Hi everyone, I'm currently in a relationship with someone and we have been dating for 3 months now officially. We meet twice a week (which I'm happy with) and text back and forth around once a day (I generally let him text me first), but I want to make it clear that I expect phone calls occasionally too and that it would make me happy, but I don't want to ask for calls because it wouldn't mean as much if he was doing it as a chore (because if he wanted to, he would kind of thing). I mentioned casually that I like calls but he said at that time that he is worried I'm busy and that he feels nervous during calls (which I think is BS because it's not like he hasn't done work calls). He asks me out regularly and is happy to pay for dates, plans interesting activities, and has surprised me with a few gifts, etc. Is there a way I can express this in a HVW way? I want to give him a chance to step up before I call it off basically.
In general, how do I make it clear what I expect in the relationship without saying it directly/in a LV way?
Thank you!
He's nervous on calls but not in person? Videochats are no different than meeting in person, so if he's "nervous" about doing those, there's definitely something off about that. Have you been to his home before? Could he be hiding something there that might reveal itself during a call? When you're texting, propose that he call you on video and see if he refuses.
There is an FDS podcast on communication between men and women. Check it out, very useful. The steps are: hint at your expectations. Imply that there will be consequences if these are not met. Wait and see what he does. If he doesn't meet the expectations you set, apply the consequences.
So let's apply this model: say, "I usually appreciate a phone call a few times a week, it's nice to hear your voice". See what he does.
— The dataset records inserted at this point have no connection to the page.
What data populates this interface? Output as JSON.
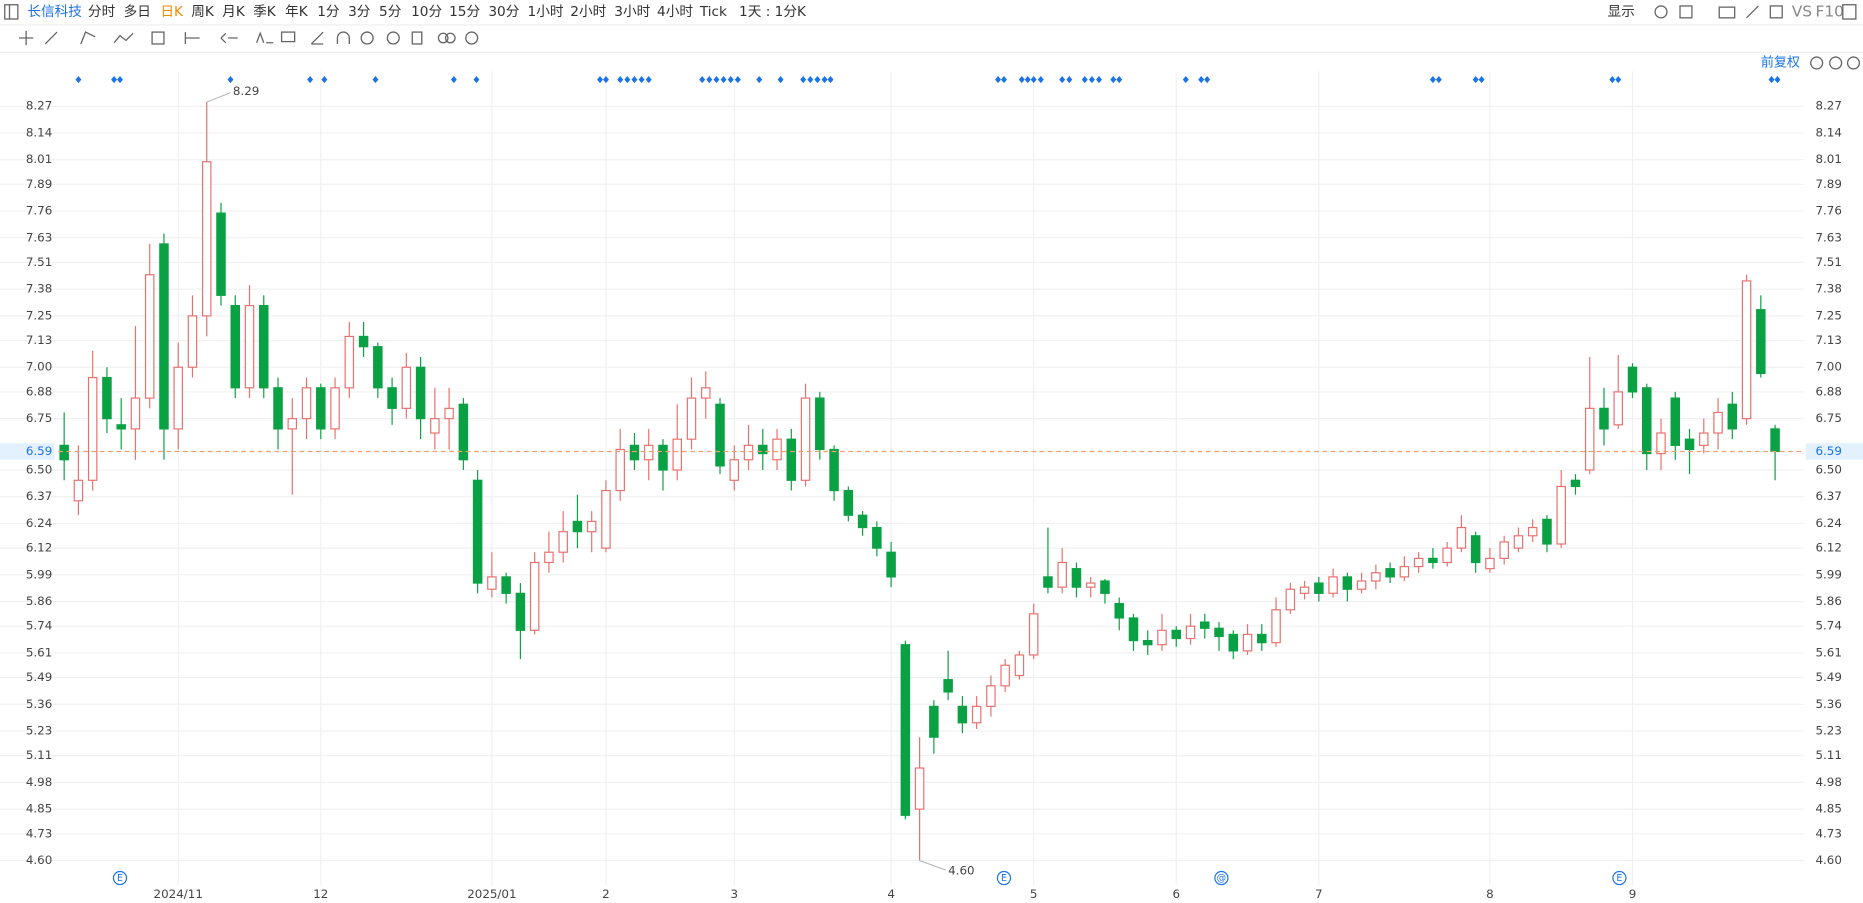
{
  "toolbar": {
    "symbol": "长信科技",
    "periods": [
      "分时",
      "多日",
      "日K",
      "周K",
      "月K",
      "季K",
      "年K",
      "1分",
      "3分",
      "5分",
      "10分",
      "15分",
      "30分",
      "1小时",
      "2小时",
      "3小时",
      "4小时",
      "Tick"
    ],
    "range": "1天 : 1分K",
    "display": "显示",
    "vs": "VS",
    "f10": "F10"
  },
  "chart_data": {
    "type": "candlestick",
    "adjust_label": "前复权",
    "categories": [
      null,
      null,
      null,
      null,
      null,
      null,
      null,
      null,
      "2024/11",
      null,
      null,
      null,
      null,
      null,
      null,
      null,
      null,
      null,
      "12",
      null,
      null,
      null,
      null,
      null,
      null,
      null,
      null,
      null,
      null,
      null,
      "2025/01",
      null,
      null,
      null,
      null,
      null,
      null,
      null,
      "2",
      null,
      null,
      null,
      null,
      null,
      null,
      null,
      null,
      "3",
      null,
      null,
      null,
      null,
      null,
      null,
      null,
      null,
      null,
      null,
      "4",
      null,
      null,
      null,
      null,
      null,
      null,
      null,
      null,
      null,
      "5",
      null,
      null,
      null,
      null,
      null,
      null,
      null,
      null,
      null,
      "6",
      null,
      null,
      null,
      null,
      null,
      null,
      null,
      null,
      null,
      "7",
      null,
      null,
      null,
      null,
      null,
      null,
      null,
      null,
      null,
      null,
      null,
      "8",
      null,
      null,
      null,
      null,
      null,
      null,
      null,
      null,
      null,
      "9",
      null,
      null,
      null,
      null,
      null,
      null,
      null,
      null,
      null,
      null
    ],
    "candles": [
      [
        6.62,
        6.78,
        6.45,
        6.55
      ],
      [
        6.35,
        6.62,
        6.28,
        6.45
      ],
      [
        6.45,
        7.08,
        6.4,
        6.95
      ],
      [
        6.95,
        7.0,
        6.68,
        6.75
      ],
      [
        6.72,
        6.85,
        6.6,
        6.7
      ],
      [
        6.7,
        7.2,
        6.55,
        6.85
      ],
      [
        6.85,
        7.6,
        6.8,
        7.45
      ],
      [
        7.6,
        7.65,
        6.55,
        6.7
      ],
      [
        6.7,
        7.12,
        6.6,
        7.0
      ],
      [
        7.0,
        7.35,
        6.95,
        7.25
      ],
      [
        7.25,
        8.29,
        7.15,
        8.0
      ],
      [
        7.75,
        7.8,
        7.3,
        7.35
      ],
      [
        7.3,
        7.35,
        6.85,
        6.9
      ],
      [
        6.9,
        7.4,
        6.85,
        7.3
      ],
      [
        7.3,
        7.35,
        6.85,
        6.9
      ],
      [
        6.9,
        6.95,
        6.6,
        6.7
      ],
      [
        6.7,
        6.85,
        6.38,
        6.75
      ],
      [
        6.75,
        6.95,
        6.65,
        6.9
      ],
      [
        6.9,
        6.92,
        6.65,
        6.7
      ],
      [
        6.7,
        6.95,
        6.65,
        6.9
      ],
      [
        6.9,
        7.22,
        6.85,
        7.15
      ],
      [
        7.15,
        7.22,
        7.05,
        7.1
      ],
      [
        7.1,
        7.12,
        6.85,
        6.9
      ],
      [
        6.9,
        6.95,
        6.72,
        6.8
      ],
      [
        6.8,
        7.07,
        6.75,
        7.0
      ],
      [
        7.0,
        7.05,
        6.65,
        6.75
      ],
      [
        6.68,
        6.9,
        6.6,
        6.75
      ],
      [
        6.75,
        6.9,
        6.6,
        6.8
      ],
      [
        6.82,
        6.85,
        6.5,
        6.55
      ],
      [
        6.45,
        6.5,
        5.9,
        5.95
      ],
      [
        5.92,
        6.1,
        5.88,
        5.98
      ],
      [
        5.98,
        6.0,
        5.85,
        5.9
      ],
      [
        5.9,
        5.95,
        5.58,
        5.72
      ],
      [
        5.72,
        6.1,
        5.7,
        6.05
      ],
      [
        6.05,
        6.2,
        6.0,
        6.1
      ],
      [
        6.1,
        6.3,
        6.05,
        6.2
      ],
      [
        6.25,
        6.38,
        6.12,
        6.2
      ],
      [
        6.2,
        6.3,
        6.1,
        6.25
      ],
      [
        6.12,
        6.45,
        6.1,
        6.4
      ],
      [
        6.4,
        6.7,
        6.35,
        6.6
      ],
      [
        6.62,
        6.68,
        6.5,
        6.55
      ],
      [
        6.55,
        6.7,
        6.45,
        6.62
      ],
      [
        6.62,
        6.65,
        6.4,
        6.5
      ],
      [
        6.5,
        6.82,
        6.45,
        6.65
      ],
      [
        6.65,
        6.95,
        6.6,
        6.85
      ],
      [
        6.85,
        6.98,
        6.75,
        6.9
      ],
      [
        6.82,
        6.85,
        6.48,
        6.52
      ],
      [
        6.45,
        6.62,
        6.4,
        6.55
      ],
      [
        6.55,
        6.72,
        6.5,
        6.62
      ],
      [
        6.62,
        6.7,
        6.5,
        6.58
      ],
      [
        6.55,
        6.7,
        6.5,
        6.65
      ],
      [
        6.65,
        6.7,
        6.4,
        6.45
      ],
      [
        6.45,
        6.92,
        6.42,
        6.85
      ],
      [
        6.85,
        6.88,
        6.55,
        6.6
      ],
      [
        6.6,
        6.62,
        6.35,
        6.4
      ],
      [
        6.4,
        6.42,
        6.25,
        6.28
      ],
      [
        6.28,
        6.3,
        6.18,
        6.22
      ],
      [
        6.22,
        6.25,
        6.08,
        6.12
      ],
      [
        6.1,
        6.15,
        5.93,
        5.98
      ],
      [
        5.65,
        5.67,
        4.8,
        4.82
      ],
      [
        4.85,
        5.2,
        4.6,
        5.05
      ],
      [
        5.35,
        5.38,
        5.12,
        5.2
      ],
      [
        5.48,
        5.62,
        5.38,
        5.42
      ],
      [
        5.35,
        5.4,
        5.22,
        5.27
      ],
      [
        5.27,
        5.4,
        5.24,
        5.35
      ],
      [
        5.35,
        5.5,
        5.3,
        5.45
      ],
      [
        5.45,
        5.58,
        5.42,
        5.55
      ],
      [
        5.5,
        5.62,
        5.48,
        5.6
      ],
      [
        5.6,
        5.85,
        5.58,
        5.8
      ],
      [
        5.98,
        6.22,
        5.9,
        5.93
      ],
      [
        5.93,
        6.12,
        5.9,
        6.05
      ],
      [
        6.02,
        6.05,
        5.88,
        5.93
      ],
      [
        5.93,
        5.98,
        5.88,
        5.95
      ],
      [
        5.96,
        5.97,
        5.85,
        5.9
      ],
      [
        5.85,
        5.88,
        5.72,
        5.78
      ],
      [
        5.78,
        5.8,
        5.62,
        5.67
      ],
      [
        5.67,
        5.72,
        5.6,
        5.65
      ],
      [
        5.65,
        5.8,
        5.62,
        5.72
      ],
      [
        5.72,
        5.74,
        5.64,
        5.68
      ],
      [
        5.68,
        5.8,
        5.65,
        5.74
      ],
      [
        5.76,
        5.8,
        5.68,
        5.73
      ],
      [
        5.73,
        5.76,
        5.62,
        5.69
      ],
      [
        5.7,
        5.72,
        5.58,
        5.62
      ],
      [
        5.62,
        5.75,
        5.6,
        5.7
      ],
      [
        5.7,
        5.75,
        5.62,
        5.66
      ],
      [
        5.66,
        5.88,
        5.64,
        5.82
      ],
      [
        5.82,
        5.95,
        5.8,
        5.92
      ],
      [
        5.9,
        5.96,
        5.87,
        5.93
      ],
      [
        5.95,
        5.98,
        5.86,
        5.9
      ],
      [
        5.9,
        6.02,
        5.88,
        5.98
      ],
      [
        5.98,
        6.0,
        5.86,
        5.92
      ],
      [
        5.92,
        6.0,
        5.9,
        5.96
      ],
      [
        5.96,
        6.04,
        5.92,
        6.0
      ],
      [
        6.02,
        6.05,
        5.95,
        5.98
      ],
      [
        5.98,
        6.08,
        5.96,
        6.03
      ],
      [
        6.03,
        6.1,
        6.0,
        6.07
      ],
      [
        6.07,
        6.12,
        6.02,
        6.05
      ],
      [
        6.05,
        6.15,
        6.03,
        6.12
      ],
      [
        6.12,
        6.28,
        6.1,
        6.22
      ],
      [
        6.18,
        6.2,
        6.0,
        6.05
      ],
      [
        6.02,
        6.12,
        6.0,
        6.07
      ],
      [
        6.07,
        6.18,
        6.04,
        6.15
      ],
      [
        6.12,
        6.22,
        6.1,
        6.18
      ],
      [
        6.18,
        6.26,
        6.15,
        6.22
      ],
      [
        6.26,
        6.28,
        6.1,
        6.14
      ],
      [
        6.14,
        6.5,
        6.12,
        6.42
      ],
      [
        6.45,
        6.48,
        6.38,
        6.42
      ],
      [
        6.5,
        7.05,
        6.48,
        6.8
      ],
      [
        6.8,
        6.9,
        6.62,
        6.7
      ],
      [
        6.72,
        7.06,
        6.7,
        6.88
      ],
      [
        7.0,
        7.02,
        6.85,
        6.88
      ],
      [
        6.9,
        6.92,
        6.5,
        6.58
      ],
      [
        6.58,
        6.75,
        6.5,
        6.68
      ],
      [
        6.85,
        6.88,
        6.55,
        6.62
      ],
      [
        6.65,
        6.7,
        6.48,
        6.6
      ],
      [
        6.62,
        6.75,
        6.58,
        6.68
      ],
      [
        6.68,
        6.85,
        6.6,
        6.78
      ],
      [
        6.82,
        6.88,
        6.65,
        6.7
      ],
      [
        6.75,
        7.45,
        6.72,
        7.42
      ],
      [
        7.28,
        7.35,
        6.95,
        6.97
      ],
      [
        6.7,
        6.72,
        6.45,
        6.59
      ]
    ],
    "up_color": "#e8716f",
    "down_color": "#0aa145",
    "ylim": [
      4.48,
      8.44
    ],
    "yticks": [
      {
        "value": 4.6,
        "label": "4.60"
      },
      4.73,
      4.85,
      4.98,
      5.11,
      5.23,
      5.36,
      5.49,
      5.61,
      5.74,
      5.86,
      5.99,
      6.12,
      6.24,
      6.37,
      {
        "value": 6.5,
        "label": "6.50"
      },
      6.75,
      6.88,
      {
        "value": 7.0,
        "label": "7.00"
      },
      7.13,
      7.25,
      7.38,
      7.51,
      7.63,
      7.76,
      7.89,
      8.01,
      8.14,
      8.27
    ],
    "last_price": 6.59,
    "last_color": "#f0a070",
    "high_label": "8.29",
    "low_label": "4.60",
    "event_markers": [
      "E",
      "E",
      "@",
      "E"
    ],
    "grid": true
  }
}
Give it a week. If you don't get phone calls, then imply that there might be consequences...
Does he have a job? Then he's capable of making calls. He may not want to talk to you! I had to realize this the hard way. Try ignoring his texts for a while. Seriously, you aren't obligated to sit by the phone politely texting back and forth. I get the sense that your intuition can tell this man isn't that interested- maybe he is, but the fact he only text you once a day (not a fan of all day texting either) and when you say OUT LOUD you prefer phone calls, he doesn't do it? He might just be placating you. Are you having sex? I've been strung along before without realizing this man isn't even that interested in me. It feels so pathetic to be the one like "oh please call me". Try ignoring his calls and getting busy on the weekends. It's not a game it will just expedite what is probably already happening- he may be on his way out. If he hangs out with you regularly there's no reason he wouldn't want to talk to you for ten minutes every other day. I just keep circling back to: does he have a job? Then he's capable of making calls and following up.
> mentioned casually that I like calls but he said at that time that he is worried I'm busy and that he feels nervous during calls (which I think is BS because it's not like he hasn't done work calls).
He knows that you like calls but doesn't do it. He is giving you excuses and you are buying them. He is intentionally not calling you. When someone cares about you, they'll do what you like because you like it.
Next time you feel like chatting, give him a call. Listen to his tone when he answers. Does he sound pleased to hear from you? Then he just needs to get over whatever is holding him back from calling you. Because if the conversation progresses smoothly, he's clearly capable of talking on the phone. If he sounds awkward then that means his phone skills likely suck and it's probably not something you can count on him for.
I "broke up with" my therapist of 18 months five months into the pandemic after switching to telehealth appointments. I fucking hated it. I hated the screen, I hated being distracted by seeing myself, I hated how detached and impersonal video chatting felt. She was a decent psychologist and she was maybe a decade older than me, so she understood my cultural quips and references, but I couldn't do it any more. Some people thrive with one form of communication while others do not. You'll have to decide if that's a deal breaker for you.